Rita vorrebbe che il suo documentario funzionasse come un domino, che fosse capace di trasmettere la memoria soprattutto alle nuove generazioni, per questo nella sua realizzazione ha coinvolto tanti amici ventenni: «a Giacomo ad esempio ho fatto leggere ad alta voce dei testi che non aveva mai letto prima, documenti dell’epoca. Lui nemmeno sapeva quale sarebbe stato l’argomento della lettura: una legge che stabiliva che chiunque sarebbe stato trovato senza documenti sarebbe stato deportato in Germania, e poi alcuni brani dal giornale clandestino che stampava mio nonno, che appunto si chiamava “Nuova scintilla”. Ho filmato Giacomo tenendo l’inquadratura stretta sugli occhi, è stato un esperimento. Volevo vedere la reazione di una persona lontana dai fatti, catapultata dentro i fatti. In alcuni momenti sembra quasi una presa in giro, in altri l’effetto è sconcertante, soprattutto per l’attualità del testo: nel giornale c’è scritto che i giovani hanno bisogno di spazio, che i vecchi si devono spostare. Quando ho intervistato Anja ho cercato di capire cosa le si muove dentro sapendo che ragazze come lei, della sua stessa età, anche loro in giro in bicicletta, trasportavano delle bombe. Mettendo a rischio la loro stessa vita, perché per chi veniva scoperto c’era la fucilazione».

L’obiettivo di Rita – che non vuole essere chiamata regista, si considera piuttosto un’artigiana – è stato quello di veicolare la memoria attraverso la partecipazione attiva dei giovani che l’hanno aiutata a completare l’opera: «è importante che i valori e i ricordi delle persone che hanno fatto la Resistenza vengano tramandati, perché queste persone stanno morendo. Ma non volevo che questi contenuti passassero dalla cattedra, o solo attraverso la parola. Sono stata una persona di tante parole ma adesso non credo più molto nel loro potere,  credo nell’azione, mentre dico una cosa la sto già facendo».

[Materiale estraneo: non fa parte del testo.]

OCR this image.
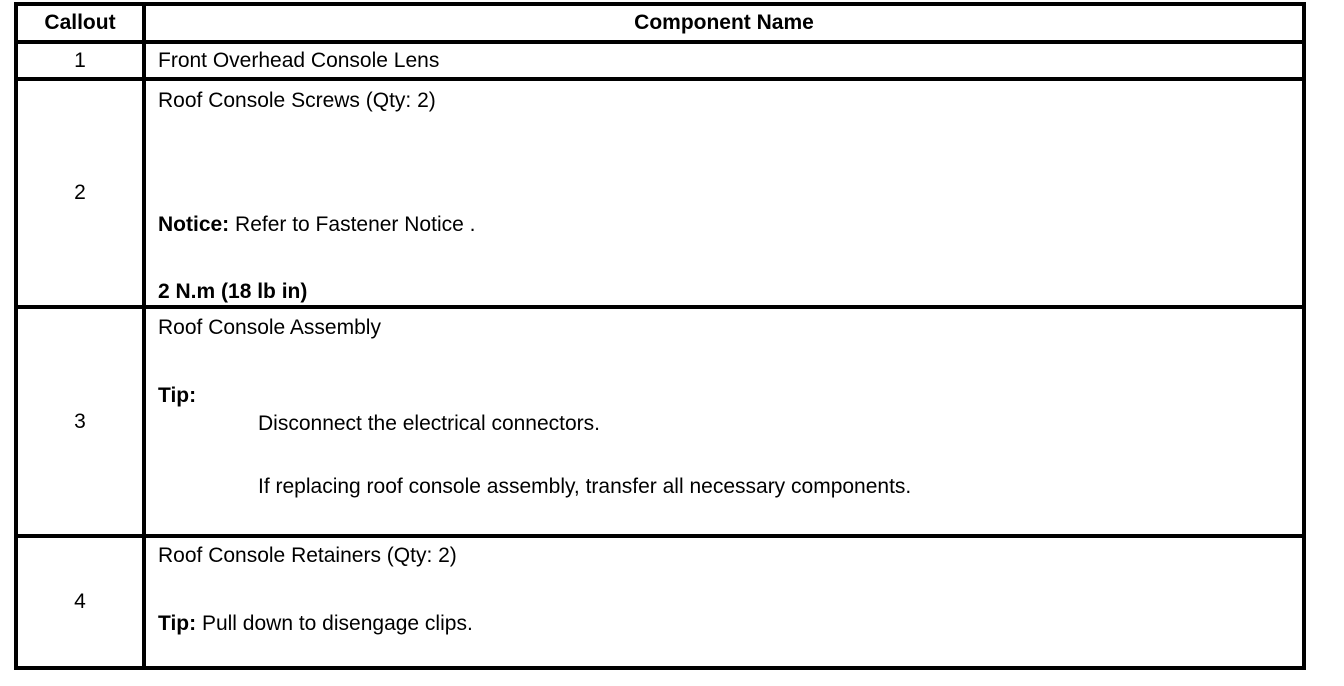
Callout	Component Name
1	Front Overhead Console Lens
2
Roof Console Screws (Qty: 2)
Notice: Refer to Fastener Notice .
2 N.m (18 lb in)
3
Roof Console Assembly
Tip:
Disconnect the electrical connectors.
If replacing roof console assembly, transfer all necessary components.
4
Roof Console Retainers (Qty: 2)
Tip: Pull down to disengage clips.
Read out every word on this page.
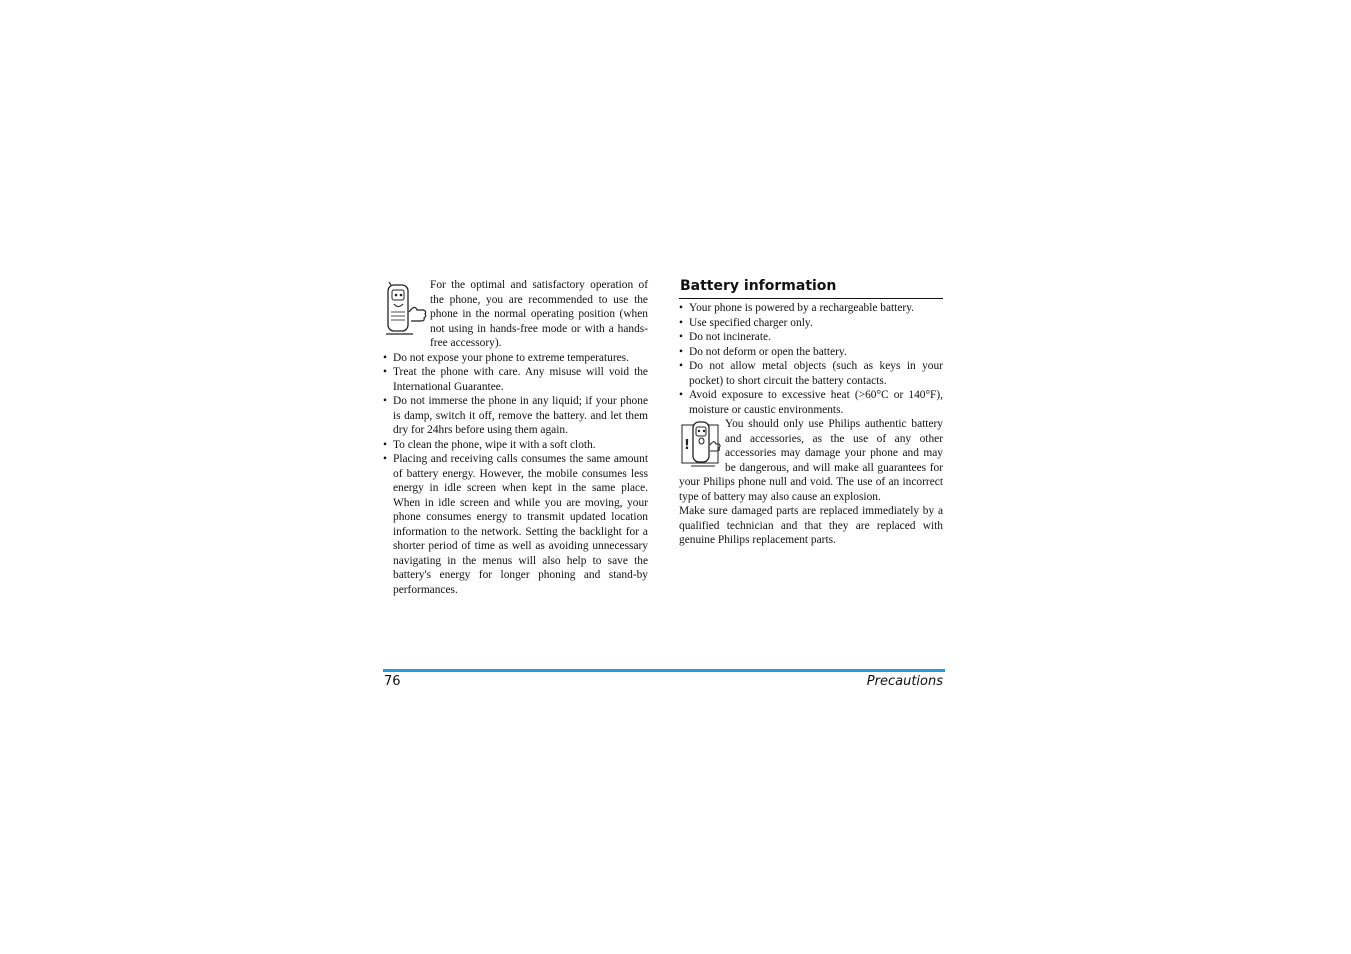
For the optimal and satisfactory operation of the phone, you are recommended to use the phone in the normal operating position (when not using in hands-free mode or with a hands-free accessory).
• Do not expose your phone to extreme temperatures.
• Treat the phone with care. Any misuse will void the International Guarantee.
• Do not immerse the phone in any liquid; if your phone is damp, switch it off, remove the battery. and let them dry for 24hrs before using them again.
• To clean the phone, wipe it with a soft cloth.
• Placing and receiving calls consumes the same amount of battery energy. However, the mobile consumes less energy in idle screen when kept in the same place. When in idle screen and while you are moving, your phone consumes energy to transmit updated location information to the network. Setting the backlight for a shorter period of time as well as avoiding unnecessary navigating in the menus will also help to save the battery's energy for longer phoning and stand-by performances.
Battery information
• Your phone is powered by a rechargeable battery.
• Use specified charger only.
• Do not incinerate.
• Do not deform or open the battery.
• Do not allow metal objects (such as keys in your pocket) to short circuit the battery contacts.
• Avoid exposure to excessive heat (>60°C or 140°F), moisture or caustic environments.
!
You should only use Philips authentic battery and accessories, as the use of any other accessories may damage your phone and may be dangerous, and will make all guarantees for your Philips phone null and void. The use of an incorrect type of battery may also cause an explosion.
Make sure damaged parts are replaced immediately by a qualified technician and that they are replaced with genuine Philips replacement parts.
76	Precautions
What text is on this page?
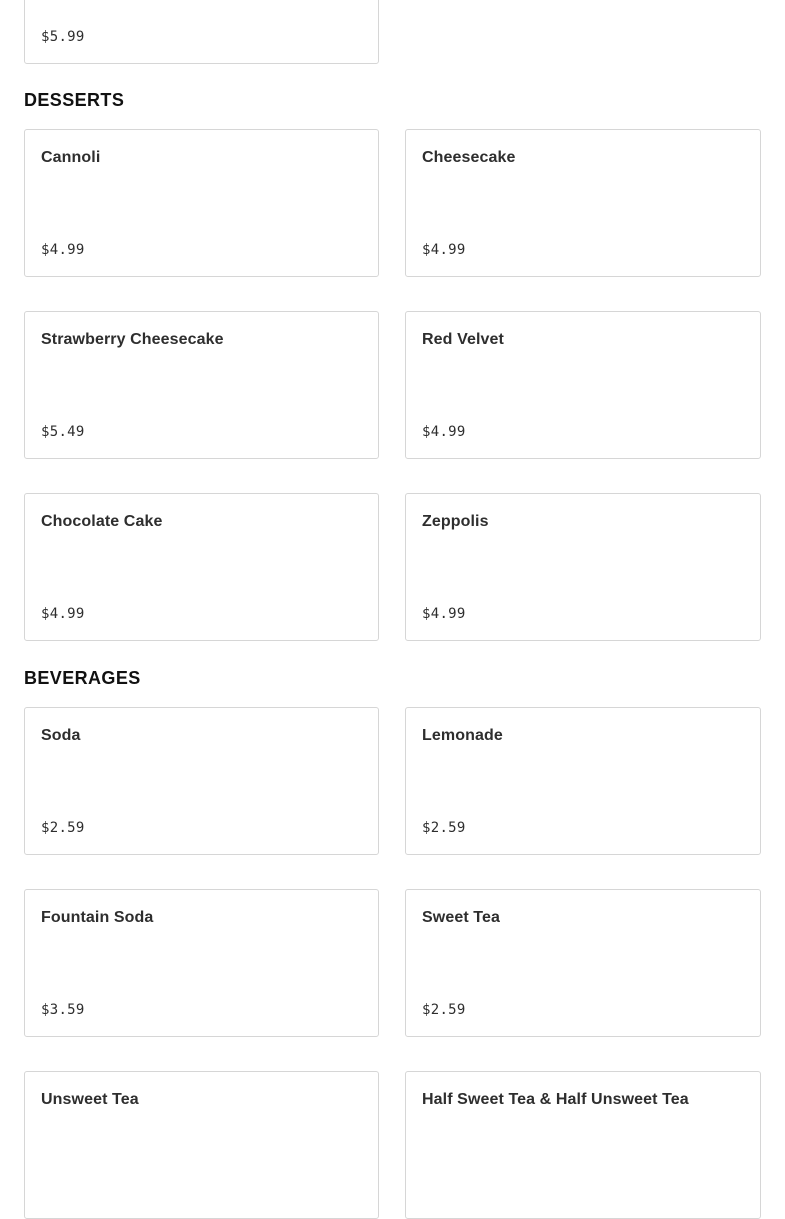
$5.99
DESSERTS
Cannoli
$4.99
Cheesecake
$4.99
Strawberry Cheesecake
$5.49
Red Velvet
$4.99
Chocolate Cake
$4.99
Zeppolis
$4.99
BEVERAGES
Soda
$2.59
Lemonade
$2.59
Fountain Soda
$3.59
Sweet Tea
$2.59
Unsweet Tea	Half Sweet Tea & Half Unsweet Tea
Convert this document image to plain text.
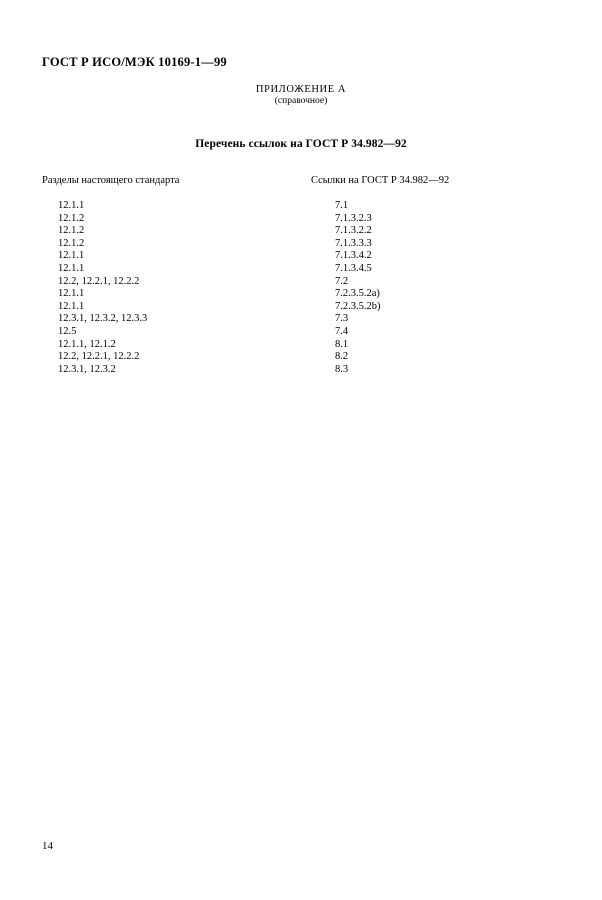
ГОСТ Р ИСО/МЭК 10169-1—99
ПРИЛОЖЕНИЕ А
(справочное)
Перечень ссылок на ГОСТ Р 34.982—92
Разделы настоящего стандарта	Ссылки на ГОСТ Р 34.982—92
12.1.1
12.1.2
12.1.2
12.1.2
12.1.1
12.1.1
12.2, 12.2.1, 12.2.2
12.1.1
12.1.1
12.3.1, 12.3.2, 12.3.3
12.5
12.1.1, 12.1.2
12.2, 12.2.1, 12.2.2
12.3.1, 12.3.2
7.1
7.1.3.2.3
7.1.3.2.2
7.1.3.3.3
7.1.3.4.2
7.1.3.4.5
7.2
7.2.3.5.2a)
7.2.3.5.2b)
7.3
7.4
8.1
8.2
8.3
14
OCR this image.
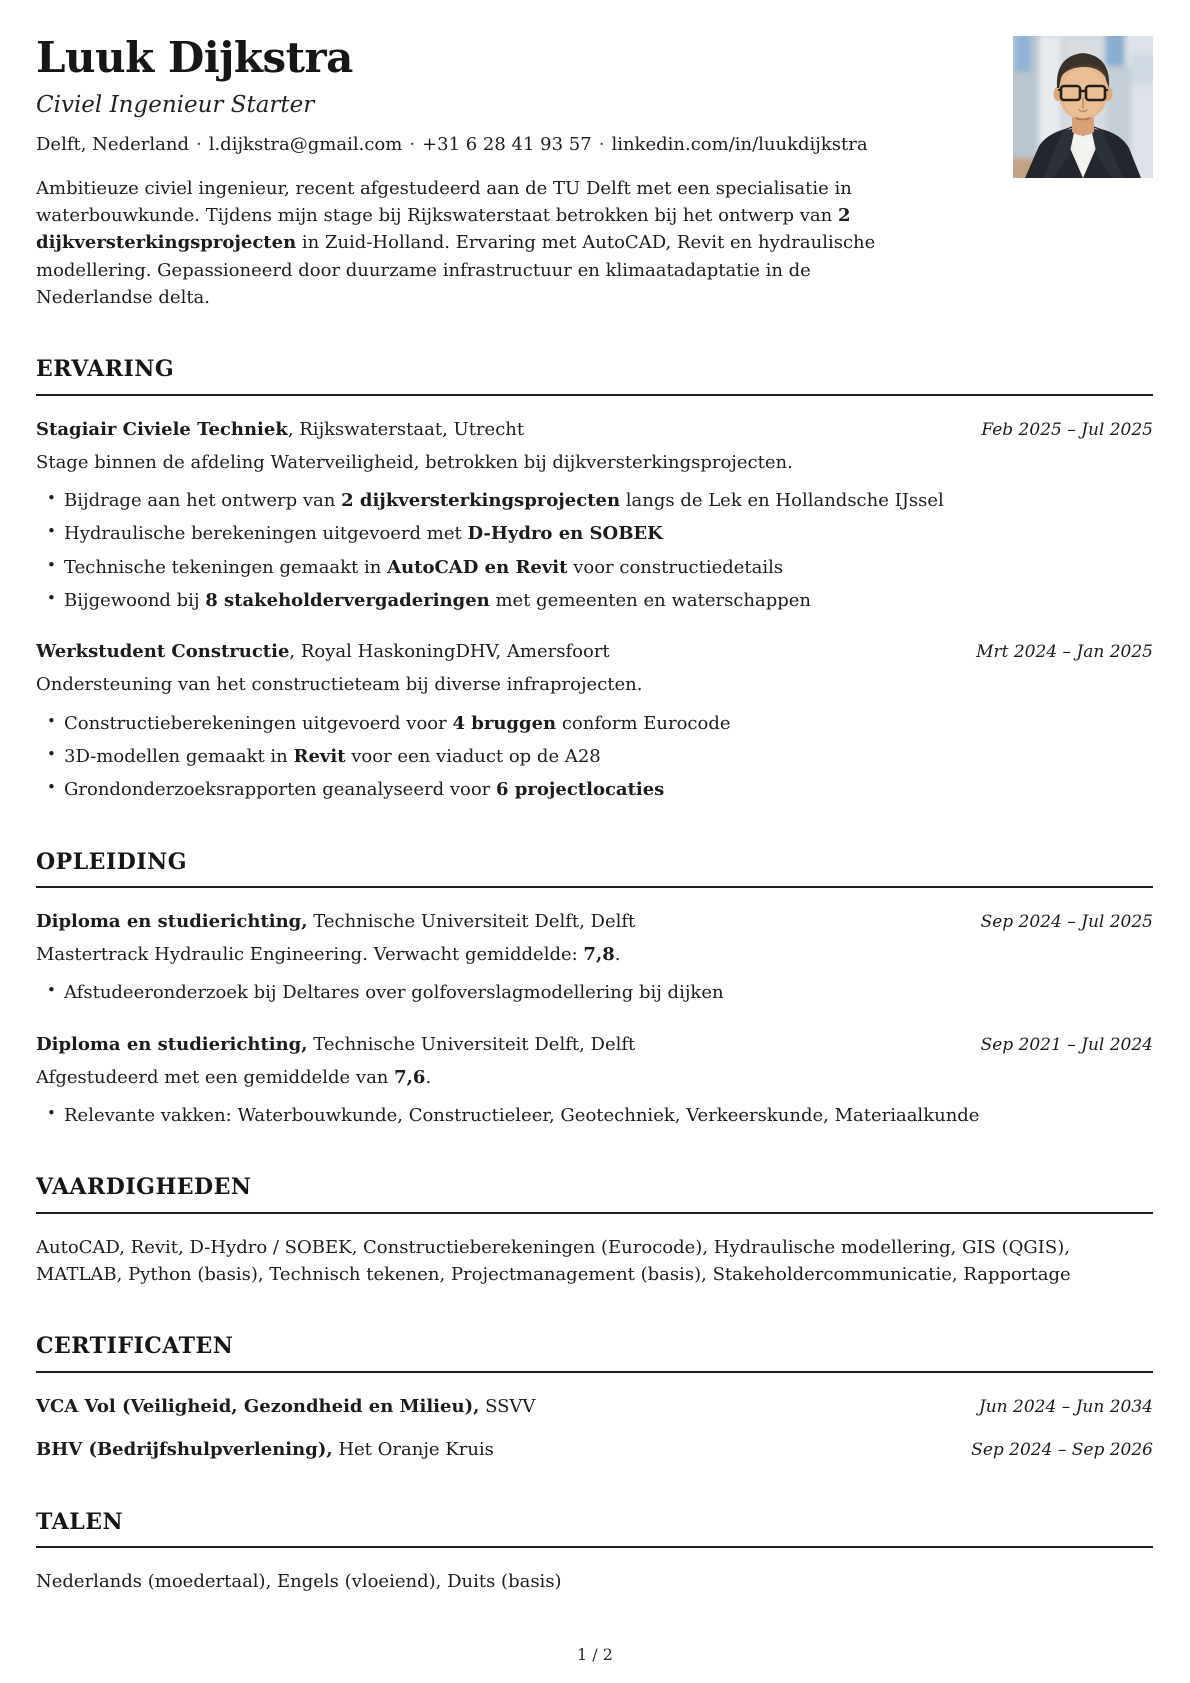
Luuk Dijkstra
Civiel Ingenieur Starter
Delft, Nederland · l.dijkstra@gmail.com · +31 6 28 41 93 57 · linkedin.com/in/luukdijkstra

Ambitieuze civiel ingenieur, recent afgestudeerd aan de TU Delft met een specialisatie in waterbouwkunde. Tijdens mijn stage bij Rijkswaterstaat betrokken bij het ontwerp van 2 dijkversterkingsprojecten in Zuid-Holland. Ervaring met AutoCAD, Revit en hydraulische modellering. Gepassioneerd door duurzame infrastructuur en klimaatadaptatie in de Nederlandse delta.

ERVARING
Stagiair Civiele Techniek, Rijkswaterstaat, Utrecht	Feb 2025 – Jul 2025

Stage binnen de afdeling Waterveiligheid, betrokken bij dijkversterkingsprojecten.

• Bijdrage aan het ontwerp van 2 dijkversterkingsprojecten langs de Lek en Hollandsche IJssel
• Hydraulische berekeningen uitgevoerd met D-Hydro en SOBEK
• Technische tekeningen gemaakt in AutoCAD en Revit voor constructiedetails
• Bijgewoond bij 8 stakeholdervergaderingen met gemeenten en waterschappen
Werkstudent Constructie, Royal HaskoningDHV, Amersfoort	Mrt 2024 – Jan 2025

Ondersteuning van het constructieteam bij diverse infraprojecten.

• Constructieberekeningen uitgevoerd voor 4 bruggen conform Eurocode
• 3D-modellen gemaakt in Revit voor een viaduct op de A28
• Grondonderzoeksrapporten geanalyseerd voor 6 projectlocaties
OPLEIDING
Diploma en studierichting, Technische Universiteit Delft, Delft	Sep 2024 – Jul 2025

Mastertrack Hydraulic Engineering. Verwacht gemiddelde: 7,8.

• Afstudeeronderzoek bij Deltares over golfoverslagmodellering bij dijken
Diploma en studierichting, Technische Universiteit Delft, Delft	Sep 2021 – Jul 2024

Afgestudeerd met een gemiddelde van 7,6.

• Relevante vakken: Waterbouwkunde, Constructieleer, Geotechniek, Verkeerskunde, Materiaalkunde
VAARDIGHEDEN

AutoCAD, Revit, D-Hydro / SOBEK, Constructieberekeningen (Eurocode), Hydraulische modellering, GIS (QGIS), MATLAB, Python (basis), Technisch tekenen, Projectmanagement (basis), Stakeholdercommunicatie, Rapportage

CERTIFICATEN
VCA Vol (Veiligheid, Gezondheid en Milieu), SSVV	Jun 2024 – Jun 2034
BHV (Bedrijfshulpverlening), Het Oranje Kruis	Sep 2024 – Sep 2026
TALEN

Nederlands (moedertaal), Engels (vloeiend), Duits (basis)

1 / 2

Mentre chiacchieriamo il cielo si fa buio, sopra le nostre teste cominciano a volare i pipistrelli. Un’ultima – inevitabile – domanda prima di salutare Rita e il suo “l’ufficio” sulle mura. Cosa significa oggi per lei Resistenza? «Resistenza è questo albero, che sembra morire tutti gli anni e invece è ancora qui».